Doxycycline (Periostat) counteracts birth control pills, increasing chances of pregnancy in women who use both doxycycline and oral contraception.

Erythromycin (EES, Ery-Tab, Erythrocin) is often recommended for people who have gingivitis and who are allergic to penicillin. If you use an asthma inhaler, however, your body will have difficulty clearing the antibiotic out of your system.

Fluoride toothpastes inhibit acid-loving bacteria, but simply brushing your teeth or at least rinsing out your mouth after eating carbohydrate foods and sweets has the same effect.

Ibuprofen (Ibuprin, Advil, Motrin) should be used with caution by people who have asthma.

Listerine mouthwash fights gingivitis germs but Listerine gel packs do not.

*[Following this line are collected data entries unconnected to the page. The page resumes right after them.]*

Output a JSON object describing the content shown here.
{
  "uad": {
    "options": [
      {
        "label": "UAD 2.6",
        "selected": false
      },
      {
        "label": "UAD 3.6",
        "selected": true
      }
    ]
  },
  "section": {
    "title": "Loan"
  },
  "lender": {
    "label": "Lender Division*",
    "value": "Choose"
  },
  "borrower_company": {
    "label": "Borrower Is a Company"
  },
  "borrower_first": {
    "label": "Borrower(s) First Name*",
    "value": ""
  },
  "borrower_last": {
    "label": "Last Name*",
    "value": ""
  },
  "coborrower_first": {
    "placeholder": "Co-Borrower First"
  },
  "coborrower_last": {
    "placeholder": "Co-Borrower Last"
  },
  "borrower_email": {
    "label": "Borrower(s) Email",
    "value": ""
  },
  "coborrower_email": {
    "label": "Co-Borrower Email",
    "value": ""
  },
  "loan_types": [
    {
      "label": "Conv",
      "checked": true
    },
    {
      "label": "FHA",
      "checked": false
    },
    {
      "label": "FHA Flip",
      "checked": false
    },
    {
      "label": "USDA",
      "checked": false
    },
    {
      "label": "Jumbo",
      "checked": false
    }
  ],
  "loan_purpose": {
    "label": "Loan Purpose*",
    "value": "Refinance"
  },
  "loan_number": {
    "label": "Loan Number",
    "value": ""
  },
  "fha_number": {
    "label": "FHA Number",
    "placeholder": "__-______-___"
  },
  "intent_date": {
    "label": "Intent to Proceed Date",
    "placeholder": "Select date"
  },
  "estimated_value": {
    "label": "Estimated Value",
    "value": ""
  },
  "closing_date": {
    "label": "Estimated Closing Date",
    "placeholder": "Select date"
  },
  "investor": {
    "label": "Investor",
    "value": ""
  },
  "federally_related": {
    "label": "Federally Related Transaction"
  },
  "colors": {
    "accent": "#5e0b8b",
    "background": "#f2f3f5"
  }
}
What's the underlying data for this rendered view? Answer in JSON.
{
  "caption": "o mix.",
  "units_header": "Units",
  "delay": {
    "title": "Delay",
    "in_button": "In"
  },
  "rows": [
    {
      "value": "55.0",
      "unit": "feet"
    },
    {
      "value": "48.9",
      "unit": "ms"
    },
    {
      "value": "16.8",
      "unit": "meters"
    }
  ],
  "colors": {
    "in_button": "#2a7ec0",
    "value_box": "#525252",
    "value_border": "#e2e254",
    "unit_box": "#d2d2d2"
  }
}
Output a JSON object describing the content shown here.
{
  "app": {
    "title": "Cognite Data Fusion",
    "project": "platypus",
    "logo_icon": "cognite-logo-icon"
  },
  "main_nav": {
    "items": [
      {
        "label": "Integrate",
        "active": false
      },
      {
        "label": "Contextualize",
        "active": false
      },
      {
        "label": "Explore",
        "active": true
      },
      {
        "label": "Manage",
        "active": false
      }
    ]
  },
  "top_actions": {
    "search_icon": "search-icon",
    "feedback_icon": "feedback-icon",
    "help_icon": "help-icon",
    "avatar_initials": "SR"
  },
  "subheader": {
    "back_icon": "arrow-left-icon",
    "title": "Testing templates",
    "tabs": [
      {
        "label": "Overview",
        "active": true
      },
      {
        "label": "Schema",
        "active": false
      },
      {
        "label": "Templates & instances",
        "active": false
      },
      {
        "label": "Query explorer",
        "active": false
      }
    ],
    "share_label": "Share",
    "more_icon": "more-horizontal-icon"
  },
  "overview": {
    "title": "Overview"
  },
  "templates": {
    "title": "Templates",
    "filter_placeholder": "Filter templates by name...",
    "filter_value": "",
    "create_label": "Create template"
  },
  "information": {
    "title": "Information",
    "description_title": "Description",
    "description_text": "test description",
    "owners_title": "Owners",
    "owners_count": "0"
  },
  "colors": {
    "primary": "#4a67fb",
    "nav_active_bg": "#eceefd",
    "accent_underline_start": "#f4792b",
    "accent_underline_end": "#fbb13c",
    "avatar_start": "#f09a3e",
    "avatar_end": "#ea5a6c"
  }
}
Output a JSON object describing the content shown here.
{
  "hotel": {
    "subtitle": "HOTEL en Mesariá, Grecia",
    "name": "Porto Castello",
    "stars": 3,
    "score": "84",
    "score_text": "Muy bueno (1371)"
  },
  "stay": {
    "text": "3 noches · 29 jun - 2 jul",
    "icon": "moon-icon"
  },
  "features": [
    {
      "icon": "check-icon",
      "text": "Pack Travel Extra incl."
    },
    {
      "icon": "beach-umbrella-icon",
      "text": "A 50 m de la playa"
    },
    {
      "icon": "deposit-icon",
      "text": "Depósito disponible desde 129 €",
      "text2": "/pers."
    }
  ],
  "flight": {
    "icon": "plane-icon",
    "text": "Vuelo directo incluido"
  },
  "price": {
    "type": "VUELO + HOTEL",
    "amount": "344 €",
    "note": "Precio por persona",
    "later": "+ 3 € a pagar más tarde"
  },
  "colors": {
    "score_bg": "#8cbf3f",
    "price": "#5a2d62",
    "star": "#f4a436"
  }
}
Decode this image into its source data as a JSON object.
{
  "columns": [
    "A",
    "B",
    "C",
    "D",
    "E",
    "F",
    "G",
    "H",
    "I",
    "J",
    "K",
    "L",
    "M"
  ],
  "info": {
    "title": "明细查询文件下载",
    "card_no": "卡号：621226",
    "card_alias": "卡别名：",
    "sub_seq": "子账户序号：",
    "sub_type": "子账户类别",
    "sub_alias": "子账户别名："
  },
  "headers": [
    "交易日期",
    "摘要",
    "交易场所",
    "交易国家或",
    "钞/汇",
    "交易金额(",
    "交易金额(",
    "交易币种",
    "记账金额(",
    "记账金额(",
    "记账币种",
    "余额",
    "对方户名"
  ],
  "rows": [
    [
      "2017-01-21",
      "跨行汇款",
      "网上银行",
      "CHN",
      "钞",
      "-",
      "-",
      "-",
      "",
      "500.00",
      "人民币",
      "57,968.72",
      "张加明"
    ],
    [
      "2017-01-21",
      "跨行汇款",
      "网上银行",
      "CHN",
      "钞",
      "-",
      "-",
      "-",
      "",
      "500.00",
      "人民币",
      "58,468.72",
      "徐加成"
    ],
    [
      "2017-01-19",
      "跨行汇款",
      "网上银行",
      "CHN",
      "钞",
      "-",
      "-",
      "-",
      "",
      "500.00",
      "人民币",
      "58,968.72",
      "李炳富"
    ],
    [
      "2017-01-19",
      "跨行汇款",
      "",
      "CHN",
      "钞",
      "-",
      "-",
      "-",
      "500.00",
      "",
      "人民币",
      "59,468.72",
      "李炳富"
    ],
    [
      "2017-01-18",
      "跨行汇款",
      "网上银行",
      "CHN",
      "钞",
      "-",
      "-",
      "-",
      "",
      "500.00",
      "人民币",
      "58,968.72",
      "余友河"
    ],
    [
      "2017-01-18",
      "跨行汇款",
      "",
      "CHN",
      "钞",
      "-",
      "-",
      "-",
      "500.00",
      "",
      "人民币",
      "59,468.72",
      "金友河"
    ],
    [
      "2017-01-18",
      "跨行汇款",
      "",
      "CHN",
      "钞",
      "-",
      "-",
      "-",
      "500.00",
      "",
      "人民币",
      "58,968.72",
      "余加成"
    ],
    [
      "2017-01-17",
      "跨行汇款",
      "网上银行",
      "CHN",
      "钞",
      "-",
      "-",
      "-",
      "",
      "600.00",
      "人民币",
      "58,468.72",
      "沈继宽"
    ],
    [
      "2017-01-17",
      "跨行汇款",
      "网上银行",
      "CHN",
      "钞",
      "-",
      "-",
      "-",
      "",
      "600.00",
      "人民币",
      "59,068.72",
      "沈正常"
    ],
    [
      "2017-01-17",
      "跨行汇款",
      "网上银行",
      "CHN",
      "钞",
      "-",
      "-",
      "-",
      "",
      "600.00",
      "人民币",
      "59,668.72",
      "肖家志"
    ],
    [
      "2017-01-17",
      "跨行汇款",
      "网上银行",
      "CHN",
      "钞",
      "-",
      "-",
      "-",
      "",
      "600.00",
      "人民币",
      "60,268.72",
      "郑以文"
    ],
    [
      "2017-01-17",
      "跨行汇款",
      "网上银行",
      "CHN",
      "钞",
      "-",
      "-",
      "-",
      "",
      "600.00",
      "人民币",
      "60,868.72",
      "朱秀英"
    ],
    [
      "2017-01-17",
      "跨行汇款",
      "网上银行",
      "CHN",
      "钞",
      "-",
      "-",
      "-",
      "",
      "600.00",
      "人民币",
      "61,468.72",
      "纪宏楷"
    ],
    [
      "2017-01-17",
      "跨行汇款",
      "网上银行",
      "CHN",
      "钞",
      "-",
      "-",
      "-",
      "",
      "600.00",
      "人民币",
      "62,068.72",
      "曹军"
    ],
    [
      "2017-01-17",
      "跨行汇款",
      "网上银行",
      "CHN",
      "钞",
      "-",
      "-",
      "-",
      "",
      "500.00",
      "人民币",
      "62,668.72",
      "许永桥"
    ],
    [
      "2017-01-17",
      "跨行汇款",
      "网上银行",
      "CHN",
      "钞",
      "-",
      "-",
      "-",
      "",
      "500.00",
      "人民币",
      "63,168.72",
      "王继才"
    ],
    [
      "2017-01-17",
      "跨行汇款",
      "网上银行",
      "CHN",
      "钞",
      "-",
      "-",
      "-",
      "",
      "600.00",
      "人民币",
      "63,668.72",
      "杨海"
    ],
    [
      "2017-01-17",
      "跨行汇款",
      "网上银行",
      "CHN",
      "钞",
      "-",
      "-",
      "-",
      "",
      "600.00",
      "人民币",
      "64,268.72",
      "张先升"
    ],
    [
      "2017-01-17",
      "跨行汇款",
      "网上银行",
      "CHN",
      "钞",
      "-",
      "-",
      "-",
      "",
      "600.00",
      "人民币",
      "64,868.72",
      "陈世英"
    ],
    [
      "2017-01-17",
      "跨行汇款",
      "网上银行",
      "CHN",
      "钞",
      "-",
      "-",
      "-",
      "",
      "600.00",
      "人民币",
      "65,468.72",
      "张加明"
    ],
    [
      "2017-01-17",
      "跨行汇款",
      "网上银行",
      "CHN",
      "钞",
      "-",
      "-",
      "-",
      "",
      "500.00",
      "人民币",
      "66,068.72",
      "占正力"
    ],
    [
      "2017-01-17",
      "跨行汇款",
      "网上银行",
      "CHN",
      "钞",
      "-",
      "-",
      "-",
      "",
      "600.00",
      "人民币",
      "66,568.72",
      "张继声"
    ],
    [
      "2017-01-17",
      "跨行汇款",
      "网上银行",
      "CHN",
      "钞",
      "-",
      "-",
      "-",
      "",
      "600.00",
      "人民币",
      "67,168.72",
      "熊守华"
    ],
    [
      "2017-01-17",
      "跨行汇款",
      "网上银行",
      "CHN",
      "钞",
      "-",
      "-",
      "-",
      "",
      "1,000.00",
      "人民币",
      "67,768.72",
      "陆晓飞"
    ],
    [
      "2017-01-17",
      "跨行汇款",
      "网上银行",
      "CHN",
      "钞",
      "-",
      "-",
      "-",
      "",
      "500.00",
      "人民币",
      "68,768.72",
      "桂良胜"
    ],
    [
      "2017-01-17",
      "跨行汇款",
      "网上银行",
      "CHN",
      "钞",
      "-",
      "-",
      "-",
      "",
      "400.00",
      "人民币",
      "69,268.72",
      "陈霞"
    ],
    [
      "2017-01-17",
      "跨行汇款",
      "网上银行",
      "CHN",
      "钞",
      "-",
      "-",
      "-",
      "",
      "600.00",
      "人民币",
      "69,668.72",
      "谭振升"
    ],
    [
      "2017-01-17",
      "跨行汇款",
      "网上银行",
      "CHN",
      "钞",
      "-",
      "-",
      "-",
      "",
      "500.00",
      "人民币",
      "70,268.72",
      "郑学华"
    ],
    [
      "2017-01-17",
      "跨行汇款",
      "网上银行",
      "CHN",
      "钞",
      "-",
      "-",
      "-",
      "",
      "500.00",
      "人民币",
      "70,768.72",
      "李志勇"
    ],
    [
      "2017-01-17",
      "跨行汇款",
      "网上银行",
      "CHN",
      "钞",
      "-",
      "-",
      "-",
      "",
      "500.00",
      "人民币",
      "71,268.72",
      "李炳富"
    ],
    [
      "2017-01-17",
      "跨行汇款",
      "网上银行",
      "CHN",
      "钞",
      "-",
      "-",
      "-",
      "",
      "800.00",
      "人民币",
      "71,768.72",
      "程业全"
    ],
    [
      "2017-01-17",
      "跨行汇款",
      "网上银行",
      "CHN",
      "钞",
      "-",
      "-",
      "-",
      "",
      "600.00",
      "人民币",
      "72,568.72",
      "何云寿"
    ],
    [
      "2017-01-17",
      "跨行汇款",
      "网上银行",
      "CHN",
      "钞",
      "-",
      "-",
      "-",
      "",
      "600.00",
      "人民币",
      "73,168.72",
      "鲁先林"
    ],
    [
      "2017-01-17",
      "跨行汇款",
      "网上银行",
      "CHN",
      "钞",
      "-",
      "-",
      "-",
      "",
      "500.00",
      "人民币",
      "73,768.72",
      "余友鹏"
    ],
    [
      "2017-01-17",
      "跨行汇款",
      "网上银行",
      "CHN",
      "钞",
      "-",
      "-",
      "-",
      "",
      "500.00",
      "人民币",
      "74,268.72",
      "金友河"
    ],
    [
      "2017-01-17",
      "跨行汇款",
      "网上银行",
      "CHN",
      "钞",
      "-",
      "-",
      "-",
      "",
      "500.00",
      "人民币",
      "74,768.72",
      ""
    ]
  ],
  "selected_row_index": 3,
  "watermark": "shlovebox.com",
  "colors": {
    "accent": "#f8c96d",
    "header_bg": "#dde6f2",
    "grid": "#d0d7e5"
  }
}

Minocycline microspheres (Arestin) can cause a condition called “blue smile” by staining the gums, but this usually only occurs when it is given to children under the age of eight or to women in the second or third trimester of pregnancy. It can also make a yeast infection worse.

Toothpastes made with stannous fluoride don’t remove plaque, although they kill some of the bacteria that cause plaque. They may help keep gingivitis from getting worse, but they won’t make gum tissue loss any better.

Xylitol-sweetened sugar free chewing gum won’t feed the bacteria that cause gingivitis, and helps fight the bacteria that cause ear infections, especially in children.